FIG. 1 is a configuration diagram of a four-cycle internal combustion engine to which a fuel injection device is applied.

FIG. 2 is a detailed configuration diagram of a fuel injection unit.

FIG. 3 is a schematic configuration diagram showing an embodiment of a power supply device provided in the fuel injection device.

FIG. 4 is a circuit diagram of a power supply device.

FIG. 5 is a diagram showing a configuration of a generator.

FIG. 6 is a diagram showing a change in charging voltage.

FIG. 7 is a diagram showing a timing chart of a discharge signal and an ignition signal and a fuel injection timing.

FIG. 8 is a diagram showing the progress of pressure fluctuation when the impact extension element is extended in a short time.

FIG. 9 is a diagram showing the progress of pressure fluctuation when the impact extension element is extended for a long time.

FIG. 10 is a diagram showing the course of pressure fluctuation when the shock-elongating element is contracted in a short time.

[Explanation of symbols]

 DESCRIPTION OF SYMBOLS 15 Injection path 16 High-pressure generator 17 Impact extension element 17a Impact extension element main body 17b Plunger 17c Incompressible fluid 41 Injection port 50 Pressurizing chamber 630 Energizing means

Claims (1)

[Claims] A pressurizing chamber for pressurizing the fuel, an injection port for injecting the fuel, an injection passage for guiding the fuel from the pressurizing chamber to the injection port, and a tip portion in contact with the fuel in the pressurizing chamber.
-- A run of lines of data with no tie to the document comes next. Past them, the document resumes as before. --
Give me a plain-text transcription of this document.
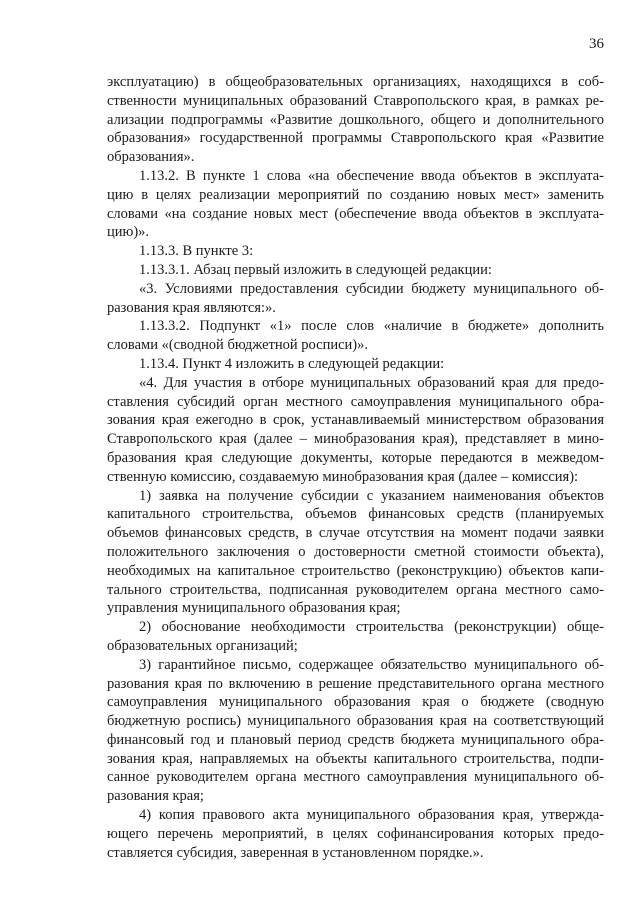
36

эксплуатацию) в общеобразовательных организациях, находящихся в соб-
ственности муниципальных образований Ставропольского края, в рамках ре-
ализации подпрограммы «Развитие дошкольного, общего и дополнительного
образования» государственной программы Ставропольского края «Развитие
образования».

1.13.2. В пункте 1 слова «на обеспечение ввода объектов в эксплуата-
цию в целях реализации мероприятий по созданию новых мест» заменить
словами «на создание новых мест (обеспечение ввода объектов в эксплуата-
цию)».

1.13.3. В пункте 3:

1.13.3.1. Абзац первый изложить в следующей редакции:

«3. Условиями предоставления субсидии бюджету муниципального об-
разования края являются:».

1.13.3.2. Подпункт «1» после слов «наличие в бюджете» дополнить
словами «(сводной бюджетной росписи)».

1.13.4. Пункт 4 изложить в следующей редакции:

«4. Для участия в отборе муниципальных образований края для предо-
ставления субсидий орган местного самоуправления муниципального обра-
зования края ежегодно в срок, устанавливаемый министерством образования
Ставропольского края (далее – минобразования края), представляет в мино-
бразования края следующие документы, которые передаются в межведом-
ственную комиссию, создаваемую минобразования края (далее – комиссия):

1) заявка на получение субсидии с указанием наименования объектов
капитального строительства, объемов финансовых средств (планируемых
объемов финансовых средств, в случае отсутствия на момент подачи заявки
положительного заключения о достоверности сметной стоимости объекта),
необходимых на капитальное строительство (реконструкцию) объектов капи-
тального строительства, подписанная руководителем органа местного само-
управления муниципального образования края;

2) обоснование необходимости строительства (реконструкции) обще-
образовательных организаций;

3) гарантийное письмо, содержащее обязательство муниципального об-
разования края по включению в решение представительного органа местного
самоуправления муниципального образования края о бюджете (сводную
бюджетную роспись) муниципального образования края на соответствующий
финансовый год и плановый период средств бюджета муниципального обра-
зования края, направляемых на объекты капитального строительства, подпи-
санное руководителем органа местного самоуправления муниципального об-
разования края;

4) копия правового акта муниципального образования края, утвержда-
ющего перечень мероприятий, в целях софинансирования которых предо-
ставляется субсидия, заверенная в установленном порядке.».
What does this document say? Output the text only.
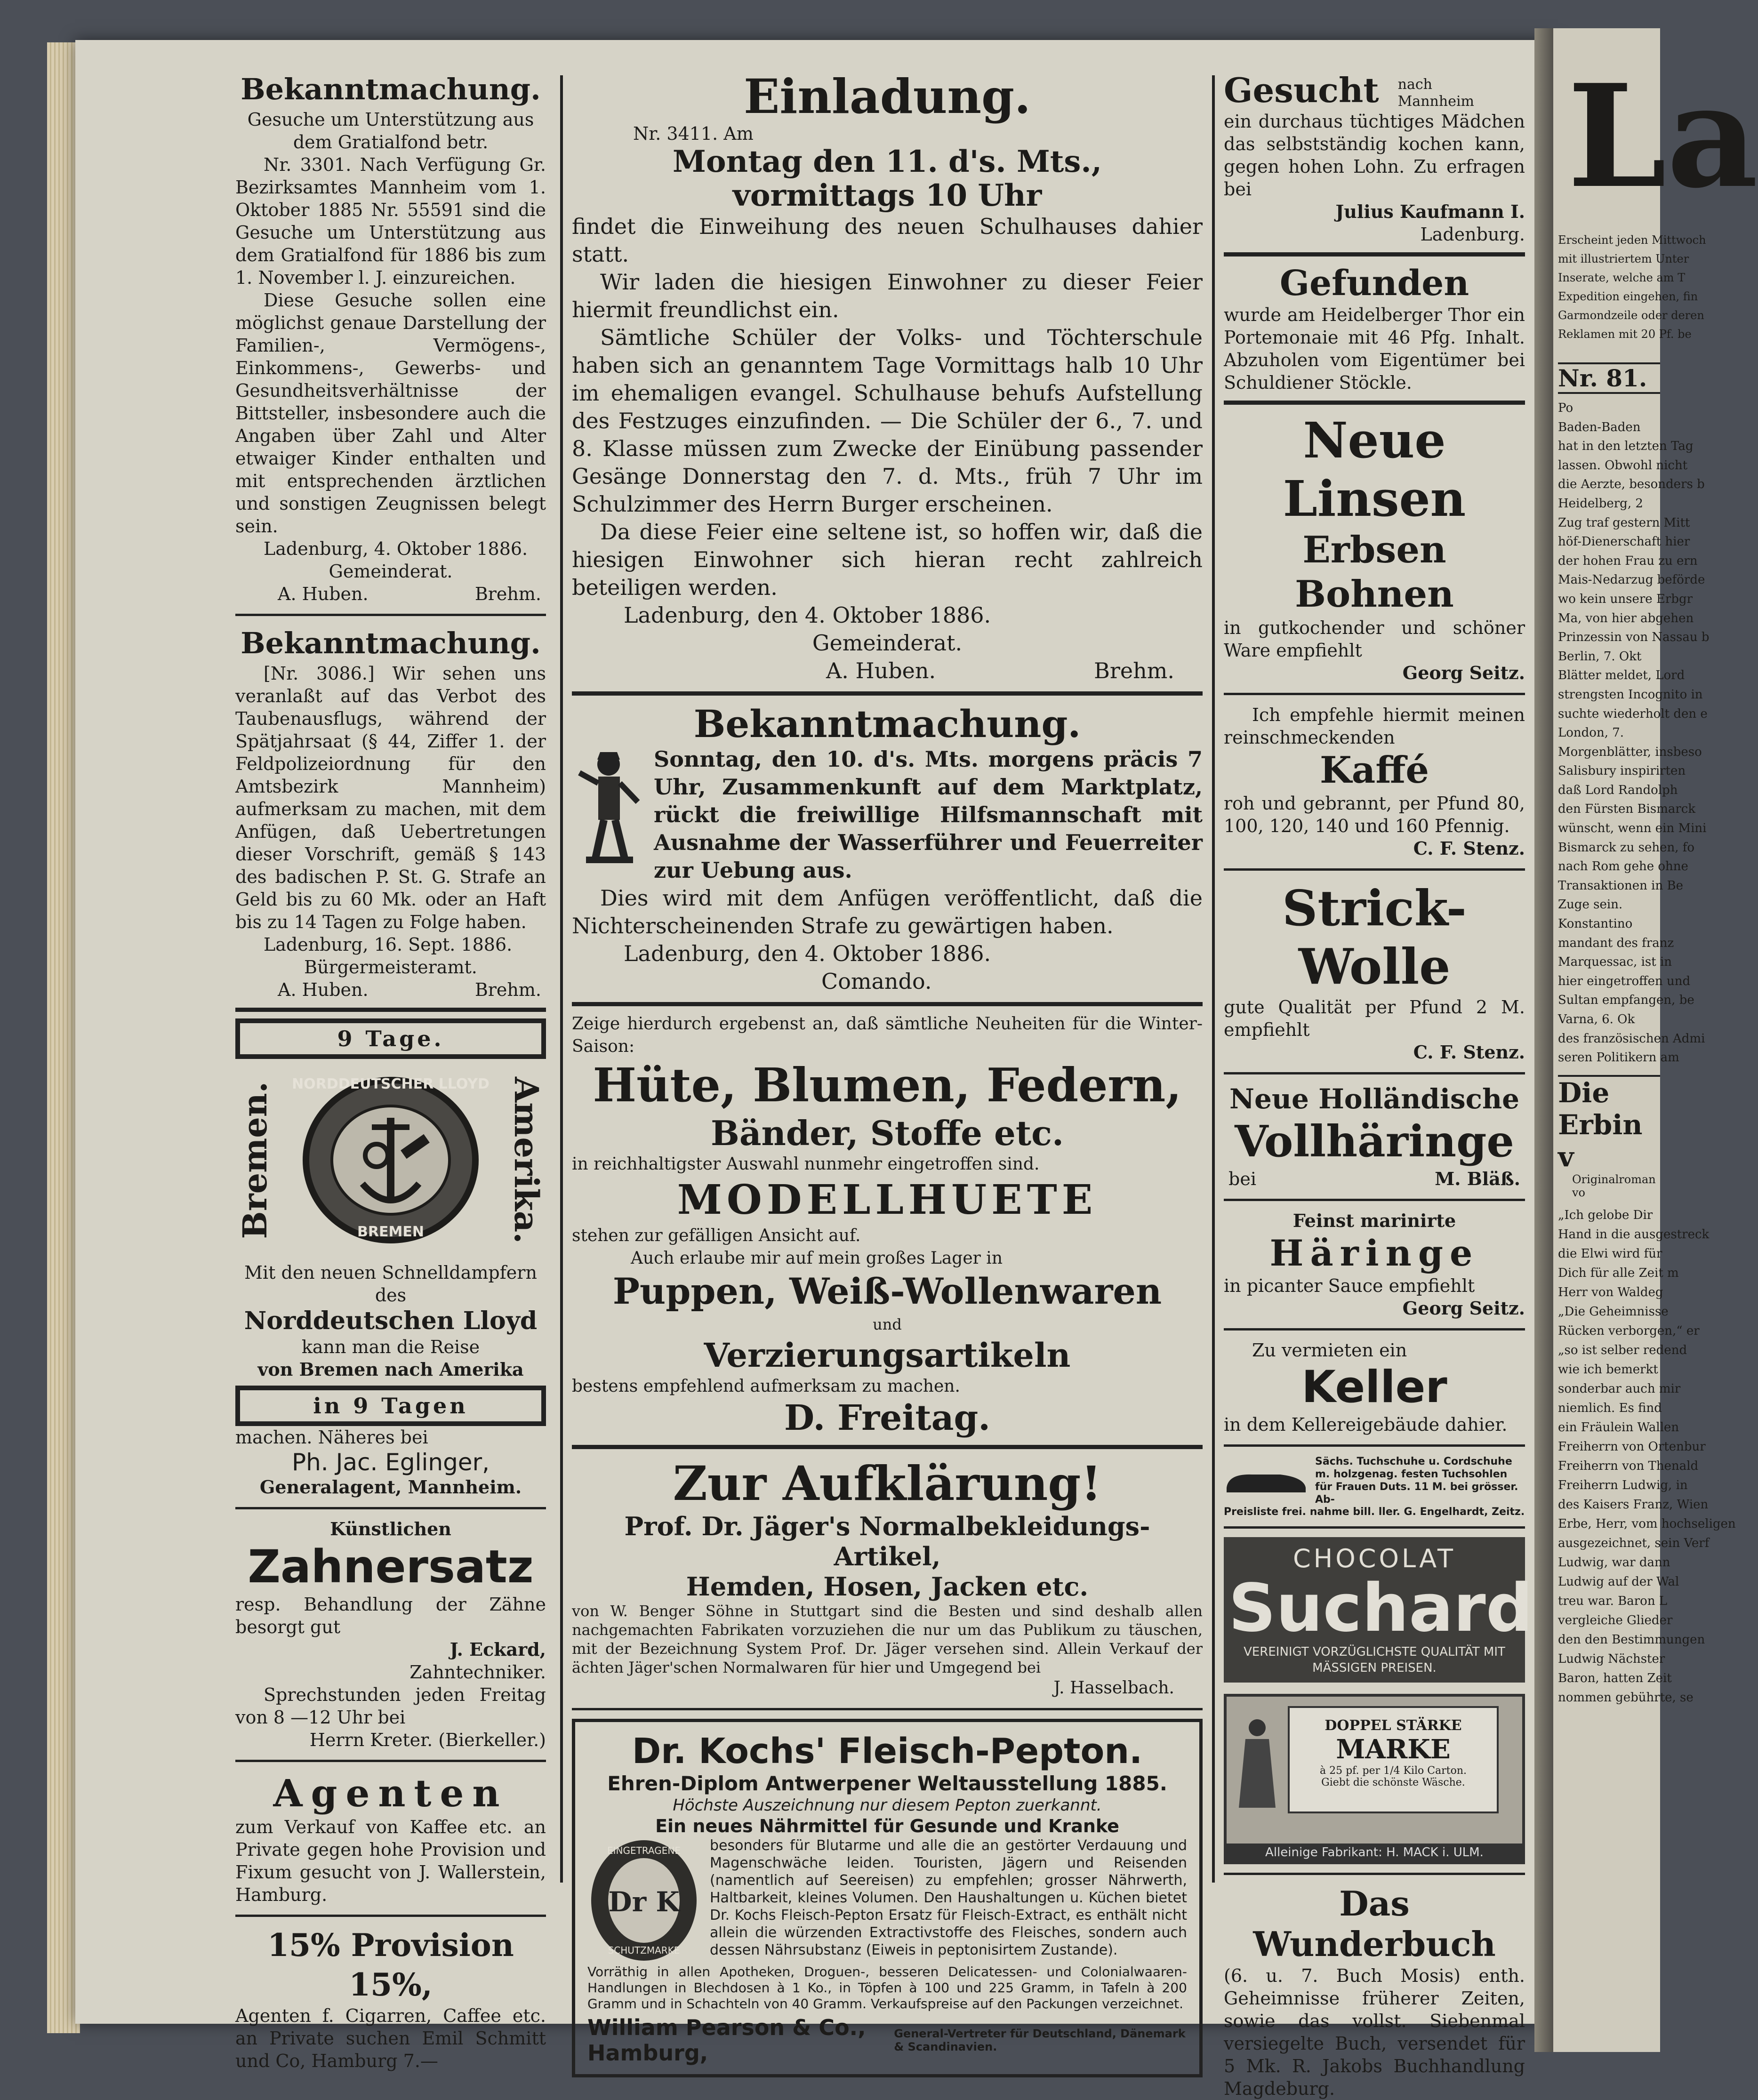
La
Erscheint jeden Mittwoch
mit illustriertem Unter
Inserate, welche am T
Expedition eingehen, fin
Garmondzeile oder deren
Reklamen mit 20 Pf. be
Nr. 81.
Po
Baden-Baden
hat in den letzten Tag
lassen. Obwohl nicht
die Aerzte, besonders b
Heidelberg, 2
Zug traf gestern Mitt
höf-Dienerschaft hier
der hohen Frau zu ern
Mais-Nedarzug beförde
wo kein unsere Erbgr
Ma, von hier abgehen
Prinzessin von Nassau b
Berlin, 7. Okt
Blätter meldet, Lord
strengsten Incognito in
suchte wiederholt den e
London, 7.
Morgenblätter, insbeso
Salisbury inspirirten
daß Lord Randolph
den Fürsten Bismarck
wünscht, wenn ein Mini
Bismarck zu sehen, fo
nach Rom gehe ohne
Transaktionen in Be
Zuge sein.
Konstantino
mandant des franz
Marquessac, ist in
hier eingetroffen und
Sultan empfangen, be
Varna, 6. Ok
des französischen Admi
seren Politikern am
Die Erbin v
Originalroman vo
„Ich gelobe Dir
Hand in die ausgestreck
die Elwi wird für
Dich für alle Zeit m
Herr von Waldeg
„Die Geheimnisse
Rücken verborgen,“ er
„so ist selber redend
wie ich bemerkt
sonderbar auch mir
niemlich. Es find
ein Fräulein Wallen
Freiherrn von Ortenbur
Freiherrn von Thenald
Freiherrn Ludwig, in
des Kaisers Franz, Wien
Erbe, Herr, vom hochseligen
ausgezeichnet, sein Verf
Ludwig, war dann
Ludwig auf der Wal
treu war. Baron L
vergleiche Glieder
den den Bestimmungen
Ludwig Nächster
Baron, hatten Zeit
nommen gebührte, se
Bekanntmachung.
Gesuche um Unterstützung aus dem Gratialfond betr.
Nr. 3301. Nach Verfügung Gr. Bezirksamtes Mannheim vom 1. Oktober 1885 Nr. 55591 sind die Gesuche um Unterstützung aus dem Gratialfond für 1886 bis zum 1. November l. J. einzureichen.
Diese Gesuche sollen eine möglichst genaue Darstellung der Familien-, Vermögens-, Einkommens-, Gewerbs- und Gesundheitsverhältnisse der Bittsteller, insbesondere auch die Angaben über Zahl und Alter etwaiger Kinder enthalten und mit entsprechenden ärztlichen und sonstigen Zeugnissen belegt sein.
Ladenburg, 4. Oktober 1886.
Gemeinderat.
A. Huben.	Brehm.
Bekanntmachung.
[Nr. 3086.] Wir sehen uns veranlaßt auf das Verbot des Taubenausflugs, während der Spätjahrsaat (§ 44, Ziffer 1. der Feldpolizeiordnung für den Amtsbezirk Mannheim) aufmerksam zu machen, mit dem Anfügen, daß Uebertretungen dieser Vorschrift, gemäß § 143 des badischen P. St. G. Strafe an Geld bis zu 60 Mk. oder an Haft bis zu 14 Tagen zu Folge haben.
Ladenburg, 16. Sept. 1886.
Bürgermeisteramt.
A. Huben.	Brehm.
9 Tage.
Bremen. NORDDEUTSCHER LLOYD
BREMEN	Amerika.
Mit den neuen Schnelldampfern des
Norddeutschen Lloyd
kann man die Reise
von Bremen nach Amerika
in 9 Tagen
machen. Näheres bei
Ph. Jac. Eglinger,
Generalagent, Mannheim.
Künstlichen
Zahnersatz
resp. Behandlung der Zähne besorgt gut
J. Eckard,
Zahntechniker.
Sprechstunden jeden Freitag von 8 —12 Uhr bei
Herrn Kreter. (Bierkeller.)
Agenten
zum Verkauf von Kaffee etc. an Private gegen hohe Provision und Fixum gesucht von J. Wallerstein, Hamburg.
15% Provision 15%,
Agenten f. Cigarren, Caffee etc. an Private suchen Emil Schmitt und Co, Hamburg 7.—
Einladung.
Nr. 3411. Am
Montag den 11. d's. Mts.,
vormittags 10 Uhr
findet die Einweihung des neuen Schulhauses dahier statt.
Wir laden die hiesigen Einwohner zu dieser Feier hiermit freundlichst ein.
Sämtliche Schüler der Volks- und Töchterschule haben sich an genanntem Tage Vormittags halb 10 Uhr im ehemaligen evangel. Schulhause behufs Aufstellung des Festzuges einzufinden. — Die Schüler der 6., 7. und 8. Klasse müssen zum Zwecke der Einübung passender Gesänge Donnerstag den 7. d. Mts., früh 7 Uhr im Schulzimmer des Herrn Burger erscheinen.
Da diese Feier eine seltene ist, so hoffen wir, daß die hiesigen Einwohner sich hieran recht zahlreich beteiligen werden.
Ladenburg, den 4. Oktober 1886.
Gemeinderat.
A. Huben.	Brehm.
Bekanntmachung.
Sonntag, den 10. d's. Mts. morgens präcis 7 Uhr, Zusammenkunft auf dem Marktplatz, rückt die freiwillige Hilfsmannschaft mit Ausnahme der Wasserführer und Feuerreiter zur Uebung aus.
Dies wird mit dem Anfügen veröffentlicht, daß die Nichterscheinenden Strafe zu gewärtigen haben.
Ladenburg, den 4. Oktober 1886.
Comando.
Zeige hierdurch ergebenst an, daß sämtliche Neuheiten für die Winter-Saison:
Hüte, Blumen, Federn,
Bänder, Stoffe etc.
in reichhaltigster Auswahl nunmehr eingetroffen sind.
MODELLHUETE
stehen zur gefälligen Ansicht auf.
Auch erlaube mir auf mein großes Lager in
Puppen, Weiß-Wollenwaren
und
Verzierungsartikeln
bestens empfehlend aufmerksam zu machen.
D. Freitag.
Zur Aufklärung!
Prof. Dr. Jäger's Normalbekleidungs-Artikel,
Hemden, Hosen, Jacken etc.
von W. Benger Söhne in Stuttgart sind die Besten und sind deshalb allen nachgemachten Fabrikaten vorzuziehen die nur um das Publikum zu täuschen, mit der Bezeichnung System Prof. Dr. Jäger versehen sind. Allein Verkauf der ächten Jäger'schen Normalwaren für hier und Umgegend bei
J. Hasselbach.
Dr. Kochs' Fleisch-Pepton.
Ehren-Diplom Antwerpener Weltausstellung 1885.
Höchste Auszeichnung nur diesem Pepton zuerkannt.
Ein neues Nährmittel für Gesunde und Kranke
Dr K
EINGETRAGENE
SCHUTZMARKE
besonders für Blutarme und alle die an gestörter Verdauung und Magenschwäche leiden. Touristen, Jägern und Reisenden (namentlich auf Seereisen) zu empfehlen; grosser Nährwerth, Haltbarkeit, kleines Volumen. Den Haushaltungen u. Küchen bietet Dr. Kochs Fleisch-Pepton Ersatz für Fleisch-Extract, es enthält nicht allein die würzenden Extractivstoffe des Fleisches, sondern auch dessen Nährsubstanz (Eiweis in peptonisirtem Zustande).
Vorräthig in allen Apotheken, Droguen-, besseren Delicatessen- und Colonialwaaren-Handlungen in Blechdosen à 1 Ko., in Töpfen à 100 und 225 Gramm, in Tafeln à 200 Gramm und in Schachteln von 40 Gramm. Verkaufspreise auf den Packungen verzeichnet.
William Pearson & Co., Hamburg,
General-Vertreter für Deutschland, Dänemark & Scandinavien.
Gesucht nach Mannheim
ein durchaus tüchtiges Mädchen das selbstständig kochen kann, gegen hohen Lohn. Zu erfragen bei
Julius Kaufmann I.
Ladenburg.
Gefunden
wurde am Heidelberger Thor ein Portemonaie mit 46 Pfg. Inhalt. Abzuholen vom Eigentümer bei Schuldiener Stöckle.
Neue Linsen
Erbsen Bohnen
in gutkochender und schöner Ware empfiehlt
Georg Seitz.
Ich empfehle hiermit meinen reinschmeckenden
Kaffé
roh und gebrannt, per Pfund 80, 100, 120, 140 und 160 Pfennig.
C. F. Stenz.
Strick-Wolle
gute Qualität per Pfund 2 M. empfiehlt
C. F. Stenz.
Neue Holländische
Vollhäringe
bei	M. Bläß.
Feinst marinirte
Häringe
in picanter Sauce empfiehlt
Georg Seitz.
Zu vermieten ein
Keller
in dem Kellereigebäude dahier.
Sächs. Tuchschuhe u. Cordschuhe
m. holzgenag. festen Tuchsohlen für Frauen Duts. 11 M. bei grösser. Ab-
Preisliste frei. nahme bill. ller. G. Engelhardt, Zeitz.
CHOCOLAT
Suchard
VEREINIGT VORZÜGLICHSTE QUALITÄT MIT MÄSSIGEN PREISEN.
DOPPEL STÄRKE
MARKE
à 25 pf. per 1/4 Kilo Carton.
Giebt die schönste Wäsche.
Alleinige Fabrikant: H. MACK i. ULM.
Das Wunderbuch
(6. u. 7. Buch Mosis) enth. Geheimnisse früherer Zeiten, sowie das vollst. Siebenmal versiegelte Buch, versendet für 5 Mk. R. Jakobs Buchhandlung Magdeburg.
A biasing means for biasing the plunger in the direction of pressurizing the fuel in the pressurizing chamber, and a shock-extending element which is stretched by charging of the applied voltage to push the plunger against the biasing means. A high-pressure generating device for causing the plunger to move the fuel, pressurize the fuel in the pressurized chamber by releasing the urging force of the urging means by contracting the shock-expanding element by discharging the charged applied voltage, and A fuel injection device comprising: valve means provided near an injection port and opened in response to operation of the high-pressure generator.